Couchsurfing entered a long period of hibernation. Although people could still use it and it continued to grow, the company ceased most publicity, media interviews and marketing. Billock buckled down with her remaining team, putting into place a more competitive, hard-working staff culture.

“The thing I like to play with as a leader is, ‘How can we have emotionally intelligent work place that is also a super high performance work place?’” Billock told me. “Let’s set an aggressive deadline and run towards it.”

Since the Couchsurfing application was first built in 2003 and had been amended and rejiggered over the years, the technology was a mess. It certainly wasn’t capable of adapting to the mobile era that dominates today. Eventually Billock resigned herself to the fact that the entire thing would need to be rebuilt … from scratch. The databases of customer information would need to be migrated, the design redone, and the backend code rewritten, in a more modern code language.

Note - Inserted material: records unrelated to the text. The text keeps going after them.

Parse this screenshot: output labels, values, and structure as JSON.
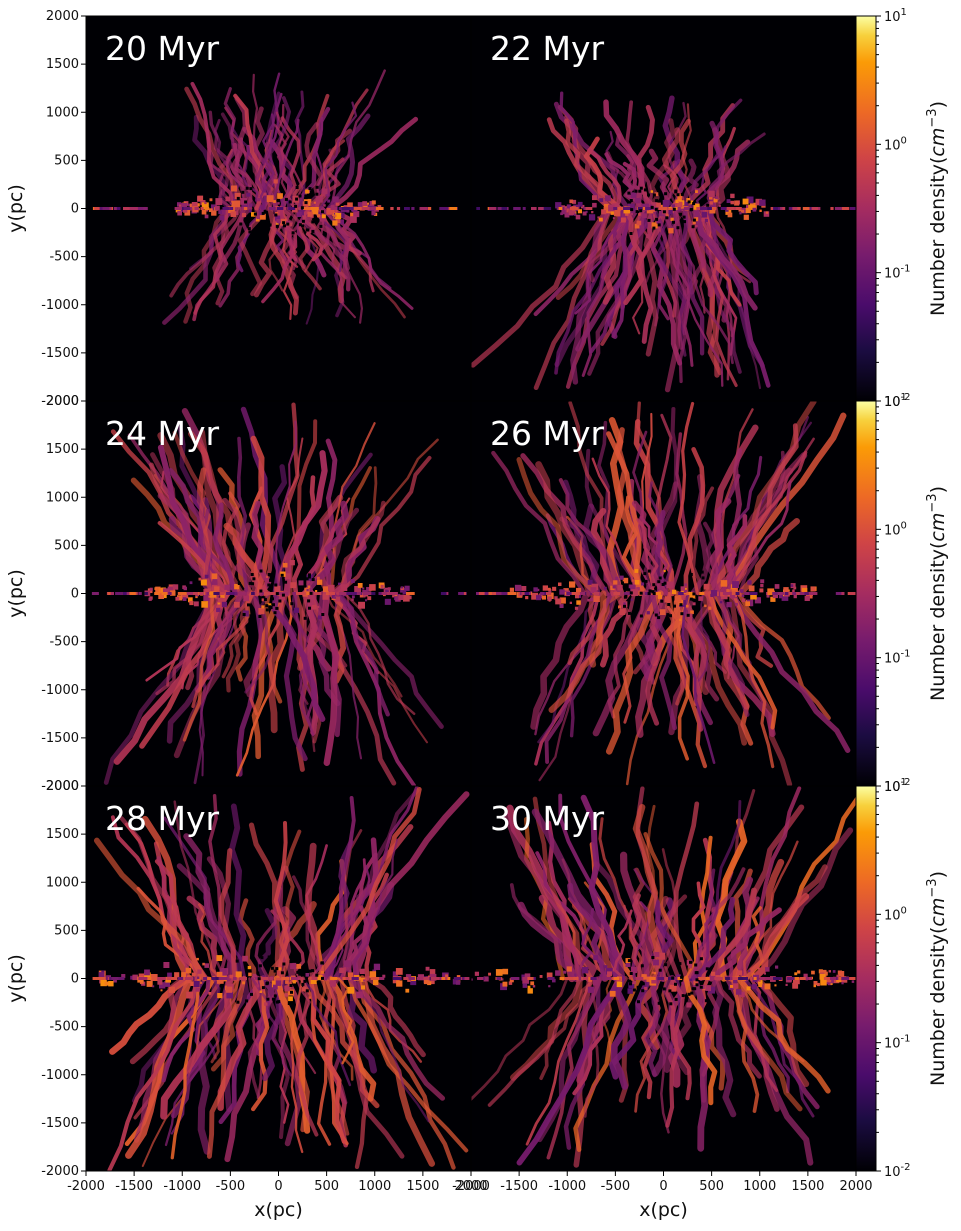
{
  "chart_data": {
    "type": "heatmap",
    "layout": "3x2 grid of density slices",
    "quantity": "Number density",
    "xlabel": "x(pc)",
    "ylabel": "y(pc)",
    "xlim": [
      -2000,
      2000
    ],
    "ylim": [
      -2000,
      2000
    ],
    "x_ticks": [
      -2000,
      -1500,
      -1000,
      -500,
      0,
      500,
      1000,
      1500,
      2000
    ],
    "y_ticks": [
      2000,
      1500,
      1000,
      500,
      0,
      -500,
      -1000,
      -1500,
      -2000
    ],
    "x_tick_labels": [
      "-2000",
      "-1500",
      "-1000",
      "-500",
      "0",
      "500",
      "1000",
      "1500",
      "2000"
    ],
    "y_tick_labels": [
      "2000",
      "1500",
      "1000",
      "500",
      "0",
      "-500",
      "-1000",
      "-1500",
      "-2000"
    ],
    "colormap": "inferno",
    "color_scale": "log",
    "colorbar": {
      "label": "Number density(cm^-3)",
      "range": [
        0.01,
        10
      ],
      "tick_values": [
        0.01,
        0.1,
        1,
        10
      ],
      "tick_labels": [
        "10^-2",
        "10^-1",
        "10^0",
        "10^1"
      ]
    },
    "panels": [
      {
        "time": "20 Myr",
        "row": 0,
        "col": 0,
        "extent_up": 1450,
        "extent_down": 1250,
        "extent_side": 1000,
        "brightness": 0.55
      },
      {
        "time": "22 Myr",
        "row": 0,
        "col": 1,
        "extent_up": 1200,
        "extent_down": 1900,
        "extent_side": 1050,
        "brightness": 0.6
      },
      {
        "time": "24 Myr",
        "row": 1,
        "col": 0,
        "extent_up": 2000,
        "extent_down": 2000,
        "extent_side": 1300,
        "brightness": 0.8
      },
      {
        "time": "26 Myr",
        "row": 1,
        "col": 1,
        "extent_up": 2000,
        "extent_down": 2000,
        "extent_side": 1500,
        "brightness": 0.8
      },
      {
        "time": "28 Myr",
        "row": 2,
        "col": 0,
        "extent_up": 2000,
        "extent_down": 2000,
        "extent_side": 1800,
        "brightness": 0.85
      },
      {
        "time": "30 Myr",
        "row": 2,
        "col": 1,
        "extent_up": 2000,
        "extent_down": 2000,
        "extent_side": 1900,
        "brightness": 0.9
      }
    ]
  }
}
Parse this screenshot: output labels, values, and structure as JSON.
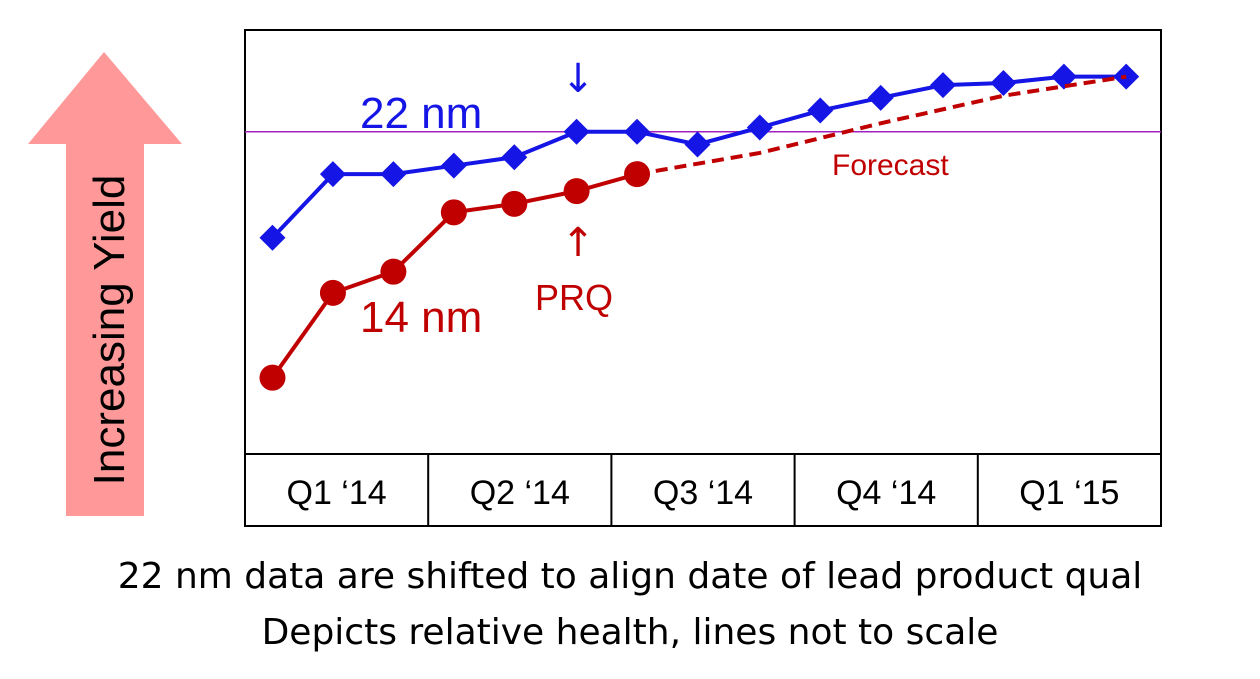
{
  "chart_data": {
    "type": "line",
    "y_axis_label": "Increasing Yield",
    "categories": [
      "Q1 ‘14",
      "Q2 ‘14",
      "Q3 ‘14",
      "Q4 ‘14",
      "Q1 ‘15"
    ],
    "ylim": [
      0,
      100
    ],
    "grid": false,
    "series": [
      {
        "name": "22 nm",
        "marker": "diamond",
        "color": "#1515e6",
        "x": [
          0.15,
          0.48,
          0.81,
          1.14,
          1.47,
          1.81,
          2.14,
          2.47,
          2.81,
          3.14,
          3.47,
          3.81,
          4.14,
          4.47,
          4.81
        ],
        "values": [
          51,
          66,
          66,
          68,
          70,
          76,
          76,
          73,
          77,
          81,
          84,
          87,
          87.5,
          89,
          89
        ],
        "style": "solid"
      },
      {
        "name": "14 nm",
        "marker": "circle",
        "color": "#c00000",
        "x": [
          0.15,
          0.48,
          0.81,
          1.14,
          1.47,
          1.81,
          2.14
        ],
        "values": [
          18,
          38,
          43,
          57,
          59,
          62,
          66
        ],
        "style": "solid"
      },
      {
        "name": "Forecast",
        "marker": "none",
        "color": "#c00000",
        "x": [
          2.14,
          2.81,
          3.47,
          4.14,
          4.81
        ],
        "values": [
          66,
          71,
          78,
          84.5,
          89
        ],
        "style": "dashed"
      }
    ],
    "reference_line": {
      "value": 76,
      "color": "#a020c0"
    },
    "annotations": {
      "label_22nm": "22 nm",
      "label_14nm": "14 nm",
      "forecast": "Forecast",
      "prq": "PRQ",
      "down_arrow": "↓",
      "up_arrow": "↑"
    }
  },
  "footer": {
    "line1": "22 nm data are shifted to align date of lead product qual",
    "line2": "Depicts relative health, lines not to scale"
  },
  "colors": {
    "arrow_fill": "#ff9999",
    "series_22nm": "#1515e6",
    "series_14nm": "#c00000",
    "reference": "#a020c0"
  }
}
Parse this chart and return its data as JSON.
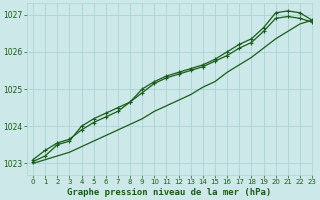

For the last year and a few months, that’s exactly what Couchsurfing’s staff did. Hustling away in their San Francisco office, as the likes of Airbnb and other “sharing economy” companies grew bigger and bigger and Couchsurfing’s name faded away. But not for good.

In November 2014, the company unveiled its big new relaunch and set its sights on the future. It will try to answer the question: Can the “sharing economy” survive when it focuses on the sharing and not the economy?

It’s not just a down-market Airbnb

A thank you card from some Couchsurfing vistors to their host

A thank you card from some Couchsurfing vistors to their host

Although its technical problems are behind it, Couchsurfing’s most difficult challenges are ahead. It’s been three years since it took venture funding, and before the decade is out it will need to start making money.

One problem: Couchsurfing’s free cost is, in essence, its core product. That’s what fosters connection between visitors and hosts, encouraging them to spend time together. If you were paying for the couch, well, then it would be just another place to sleep at night….like a down-market Airbnb.

“There’s lots of different services where you can find a place to stay,” investor Blachford told me. “What makes [Couchsurfing] special is you’re going to stay with someone. We want to be very careful to preserve that.”

Couchsurfing’s leaders are going to try to make money the freemium route, with features like profile verification and host-visitor gift exchanges.

That may wind up backfiring too though. The service attracts people with a certain mindset. Urbanovich, who has paid the verification donation in the past, told me if payment was required he wouldn’t bother verifying his profile. “Like anything in life it just builds resistance if someone’s telling you what to do,” Urbanovich said.

There’s a lot at stake, and not just for the company and its investors. There’s nothing else in the world quite like Couchsurfing. It opens up travel opportunities for those who might not otherwise be able to afford it and connects cultural strangers as a result. It’s the largest such network with the biggest brand awareness. For better or worse, Couchsurfing is the strangers-helping-strangers travel organization that stuck. It has survived in spite of itself.

Billock is optimistic. She said, “The market has evolved beautifully for Couchsurfing and now Couchsurfing is evolving to take its position.”

 

This post has been updated to reflect that it was Benchmark, not Greylock, that invested in Couchsurfing. It has also been updated to show that founder Casey Fenton’s business partner, Daniel Hoffer, had always had for-profit intentions for the company.